The second method is to look at the level of compensation Judges have awarded in a court. There are thousands of reported cases and so it is the job of the lawyer to find cases which most closely resemble the injuries of their client. Claimant lawyers want to rely on high values; insurance companies and their lawyers want to rely on lower values of reported cases.

Lawyers and insurers should use both methods to arrive at a likely value of the pain and suffering part of claim. Many insurers, however, rely on computer programmes, rather than the law, for arriving at their values for compensation.

Special Damages

There are few hard and fast rules for calculating the compensation paid for financial losses. What consists of financial losses is often surprising to injured people. Frequently, when presented with a calculation of their financial losses, injured people tend to be surprised, because people often forget the financial costs of the injury.

In order to properly prepare a document detailing all of an injured person’s financial losses, a solicitor must ask the right questions.

Any injured person should bear in mind the concept of mitigation of loss. This means that a wrongdoer should only pay the injured person’s losses which are reasonable. For example, if an office worker breaks his little toe in an accident and then decides never to work again even though he could return, then it would be unfair for the wrongdoer to pay for a lifetime of lost earnings for the office worker.

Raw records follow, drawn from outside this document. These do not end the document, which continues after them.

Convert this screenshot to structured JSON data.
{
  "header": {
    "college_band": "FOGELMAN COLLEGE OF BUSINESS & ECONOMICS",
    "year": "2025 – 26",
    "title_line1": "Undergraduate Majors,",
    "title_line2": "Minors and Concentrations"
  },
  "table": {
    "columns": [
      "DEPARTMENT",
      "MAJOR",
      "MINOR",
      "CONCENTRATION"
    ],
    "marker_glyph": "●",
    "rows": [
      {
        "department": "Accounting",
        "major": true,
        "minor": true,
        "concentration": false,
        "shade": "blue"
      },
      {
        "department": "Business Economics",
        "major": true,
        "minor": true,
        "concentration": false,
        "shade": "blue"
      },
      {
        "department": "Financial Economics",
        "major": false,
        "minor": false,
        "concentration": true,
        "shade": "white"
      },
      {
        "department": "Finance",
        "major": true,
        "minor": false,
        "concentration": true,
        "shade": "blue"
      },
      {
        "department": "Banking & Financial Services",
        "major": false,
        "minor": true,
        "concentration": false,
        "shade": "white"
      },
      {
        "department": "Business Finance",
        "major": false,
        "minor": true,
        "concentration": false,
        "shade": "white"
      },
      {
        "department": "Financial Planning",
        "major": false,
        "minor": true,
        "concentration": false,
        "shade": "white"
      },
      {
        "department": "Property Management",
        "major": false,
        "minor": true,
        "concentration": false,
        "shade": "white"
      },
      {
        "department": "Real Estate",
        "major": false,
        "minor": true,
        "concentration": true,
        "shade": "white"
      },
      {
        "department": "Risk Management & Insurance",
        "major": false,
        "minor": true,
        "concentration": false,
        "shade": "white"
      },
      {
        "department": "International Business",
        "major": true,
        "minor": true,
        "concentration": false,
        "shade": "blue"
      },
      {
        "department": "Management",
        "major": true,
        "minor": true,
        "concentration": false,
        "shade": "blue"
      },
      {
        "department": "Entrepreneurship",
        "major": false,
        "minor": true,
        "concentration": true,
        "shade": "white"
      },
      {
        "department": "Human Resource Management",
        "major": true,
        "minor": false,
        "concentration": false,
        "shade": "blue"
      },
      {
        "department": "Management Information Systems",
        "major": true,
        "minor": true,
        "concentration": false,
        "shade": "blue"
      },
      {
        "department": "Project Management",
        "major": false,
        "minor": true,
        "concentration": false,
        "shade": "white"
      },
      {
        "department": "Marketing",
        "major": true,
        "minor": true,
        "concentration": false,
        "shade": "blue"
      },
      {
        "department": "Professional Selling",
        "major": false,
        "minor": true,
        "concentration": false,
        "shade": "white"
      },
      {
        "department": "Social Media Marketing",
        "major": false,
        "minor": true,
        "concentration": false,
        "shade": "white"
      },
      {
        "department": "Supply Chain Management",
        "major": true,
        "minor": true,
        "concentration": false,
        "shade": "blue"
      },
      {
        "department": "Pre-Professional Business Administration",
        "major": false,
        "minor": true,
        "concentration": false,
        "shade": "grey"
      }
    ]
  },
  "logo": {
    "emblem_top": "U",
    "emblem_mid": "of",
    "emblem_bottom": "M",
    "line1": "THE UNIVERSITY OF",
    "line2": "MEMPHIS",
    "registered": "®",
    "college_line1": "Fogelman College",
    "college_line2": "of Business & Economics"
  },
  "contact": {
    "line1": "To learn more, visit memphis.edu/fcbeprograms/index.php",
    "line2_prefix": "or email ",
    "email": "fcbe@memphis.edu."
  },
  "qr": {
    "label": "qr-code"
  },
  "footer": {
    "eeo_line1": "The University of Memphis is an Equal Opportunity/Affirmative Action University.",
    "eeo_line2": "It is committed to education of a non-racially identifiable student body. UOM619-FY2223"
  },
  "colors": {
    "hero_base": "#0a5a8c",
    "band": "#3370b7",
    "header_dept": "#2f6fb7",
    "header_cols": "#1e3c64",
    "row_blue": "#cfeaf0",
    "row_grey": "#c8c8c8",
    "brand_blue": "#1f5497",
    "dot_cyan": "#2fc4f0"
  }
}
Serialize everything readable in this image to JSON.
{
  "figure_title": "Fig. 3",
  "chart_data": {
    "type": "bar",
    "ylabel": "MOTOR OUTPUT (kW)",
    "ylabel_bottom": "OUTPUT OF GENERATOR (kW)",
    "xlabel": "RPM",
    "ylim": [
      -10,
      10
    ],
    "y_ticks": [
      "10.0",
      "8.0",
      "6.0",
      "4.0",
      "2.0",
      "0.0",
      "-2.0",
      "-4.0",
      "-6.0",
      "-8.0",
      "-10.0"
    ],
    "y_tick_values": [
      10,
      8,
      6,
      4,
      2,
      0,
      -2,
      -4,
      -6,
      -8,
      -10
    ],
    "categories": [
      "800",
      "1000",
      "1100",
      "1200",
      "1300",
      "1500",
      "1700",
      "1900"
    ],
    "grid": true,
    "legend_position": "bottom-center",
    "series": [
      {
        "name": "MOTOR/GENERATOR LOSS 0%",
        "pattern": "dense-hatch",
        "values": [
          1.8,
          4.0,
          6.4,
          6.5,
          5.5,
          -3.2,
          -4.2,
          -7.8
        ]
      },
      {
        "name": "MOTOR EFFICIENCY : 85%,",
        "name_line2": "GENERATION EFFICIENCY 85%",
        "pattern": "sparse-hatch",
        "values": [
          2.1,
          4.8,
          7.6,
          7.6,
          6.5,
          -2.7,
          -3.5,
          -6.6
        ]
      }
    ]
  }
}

What follows are typical financial claims. The list is not exhaustive:

  1. Loss of earnings – includes the money you lost whilst off work, including any reduction whilst on light duties.
  2. Future loss of earnings – often the reason for the very high value claims.
  3. Loss of a chance – for example if you are in Blackburn Rovers’ youth team earning £100 per week, what were the chances of you making it to the first team and earning £10,000 per week?
  4. Loss of enjoyable employment – additional compensation if cannot return to a job which you love because of the accident-related injuries, although you can work in a different role.
  5. Loss of enjoyment of a holiday – for example if you have a beach holiday booked before the accident and still go on the holiday with your leg in plaster, then it is likely that your holiday would be less enjoyable.
  6. Pension loss – if you or your employer stop making contributions to your pension, it may cause you a future loss when you come to draw your pension.
  7. Compensation for care – this can range from a husband looking after his wife for 4 weeks. after a Road Traffic Accident, to a lifetime of care provided by family, friends or professional carers following a life-changing accident.
  8. Loss of housekeeping – this includes DIY and gardening and is designed to compensate people who, because of their injuries, have to pay another person to do what they would have done but for the accident.
  9. Loss of use of vehicle – relevant with Road Traffic Accidents.
  10. Housing costs – often people with serious injuries need adaptations to their house, such as a stairlift, or may even need to move to more suitable accommodation such as a bungalow. And if an injured person is housebound during winter, additional heating costs will be incurred.
  11. Damage to items such as clothing, if, say, a nurse had to cut your Armani jeans off.
  12. Medical expenditure – such as physiotherapy, osteopathy, equipment, aids, treatment etc.
  13. Travelling costs – to hospital appointments, physiotherapy etc.
  14. Loss of prospects of marriage – this is very rare award intended to compensate people who are less able to marry because of their injuries. Marriage is financially beneficial to both parties because two people generally pay for the upkeep of one property.

It should be borne in mind that some state benefits which injured people receive may be deducted from certain parts of the financial losses. The theory is that this should stop you being over-compensated and the state recoups benefits from the wrongdoer.